American military contractors and their affiliates that donated to the Clinton Foundation — and in some cases, helped finance speaking fees to Bill Clinton — also got in on the action. Those firms and their subsidiaries were listed as contractors in $163 billion worth of arms deals authorized by the Clinton State Department.
Under a directive signed by President Clinton in 1995, the State Department is supposed to take foreign governments’ human rights records into account when reviewing arms deals. Yet, Hillary Clinton’s State Department increased approvals of such deals to Clinton Foundation donors that her own agency was sharply criticizing for systematic human rights abuses.
As just one of many examples, in its 2011 Human Rights Report, Clinton’s State Department slammed Algeria’s government for imposing “restrictions on freedom of assembly and association,” tolerating “arbitrary killing,” “widespread corruption” and a “lack of judicial independence.”
That year, the Algerian government donated $500,000 to the Clinton Foundation, and the next year Clinton’s State Department approved a one-year 70 percent increase in military export authorizations to the country. The jump included authorizations for almost 50,000 items classified as “toxicological agents, including chemical agents, biological agents and associated equipment.” The State Department had not authorized the export of any of such items to Algeria the year before.
During Hillary Clinton’s 2009 Senate confirmation hearings, Republican Sen. Richard Lugar said the Clinton Foundation should stop accepting foreign government money.
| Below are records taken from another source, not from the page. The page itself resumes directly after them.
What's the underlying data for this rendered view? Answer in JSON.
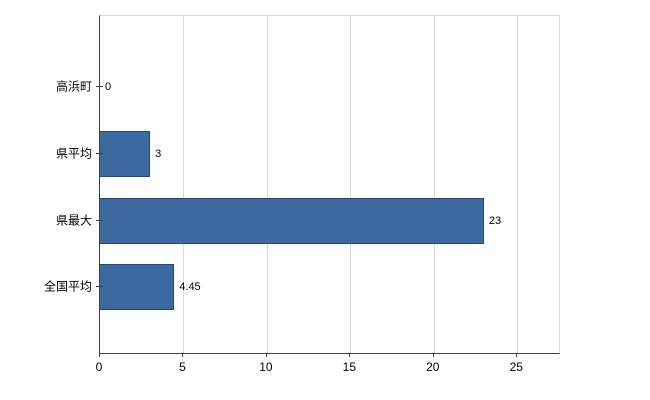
{
  "chart_data": {
    "type": "bar",
    "orientation": "horizontal",
    "title": "",
    "xlabel": "",
    "ylabel": "",
    "categories": [
      "高浜町",
      "県平均",
      "県最大",
      "全国平均"
    ],
    "values": [
      0,
      3,
      23,
      4.45
    ],
    "value_labels": [
      "0",
      "3",
      "23",
      "4.45"
    ],
    "x_ticks": [
      0,
      5,
      10,
      15,
      20,
      25
    ],
    "x_tick_labels": [
      "0",
      "5",
      "10",
      "15",
      "20",
      "25"
    ],
    "xlim": [
      0,
      27.5
    ],
    "grid": true,
    "legend": "none",
    "colors": {
      "bar_fill": "#3B69A0",
      "bar_border": "#27496E",
      "gridline": "#d9d9d9",
      "axis": "#404040",
      "text": "#000000",
      "background": "#ffffff"
    }
  }
}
He warned that if it didn’t, “foreign governments and entities may perceive the Clinton Foundation as a means to gain favor with the secretary of state.”
The Clintons did not take his advice. Advocates for limits on the political influence of money now say that Lugar was prescient.
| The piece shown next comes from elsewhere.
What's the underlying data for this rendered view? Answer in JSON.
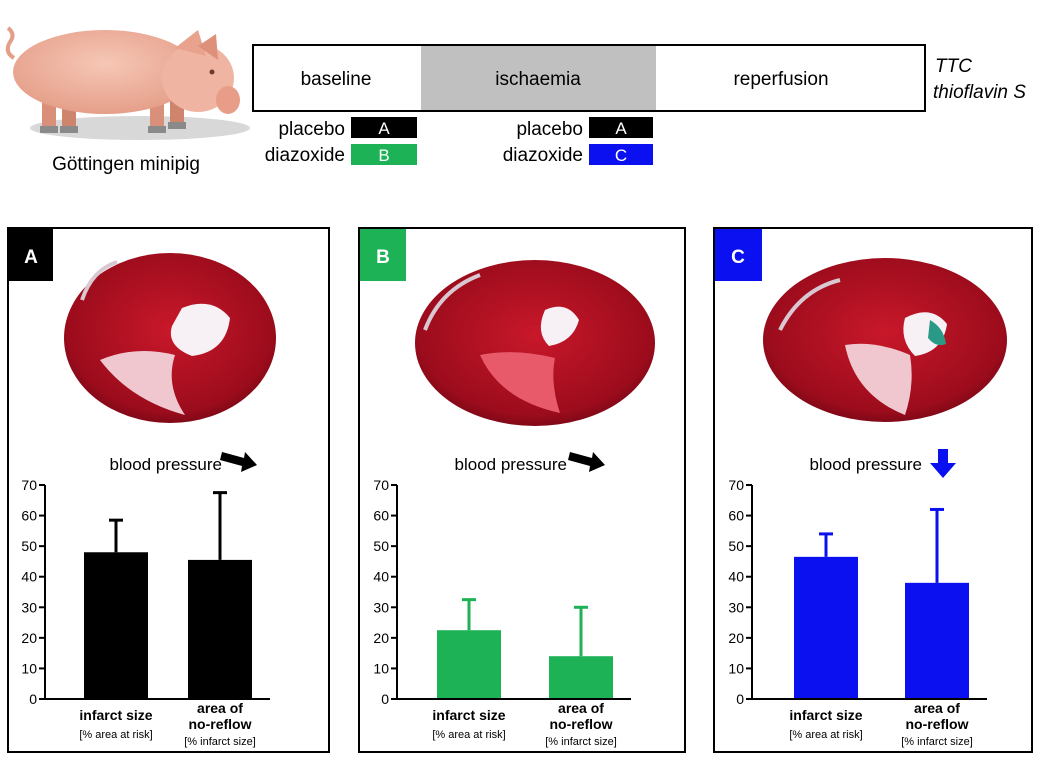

“The word was out to these groups that one of the best ways to gain access and influence with the Clintons was to give to this foundation,” said Meredith McGehee, policy director at the Campaign Legal Center.
While these arms deals may seem like ancient history, Lawrence Lessig, the director of Harvard University’s Safra Center for Ethics, says they “raise a fundamental question of judgment” — one that is relevant to the 2016 presidential campaign.
“Can it really be that the Clintons didn’t recognize the questions these transactions would raise?” he said. “And if they did, what does that say about their sense of the appropriate relationship between private gain and public good?”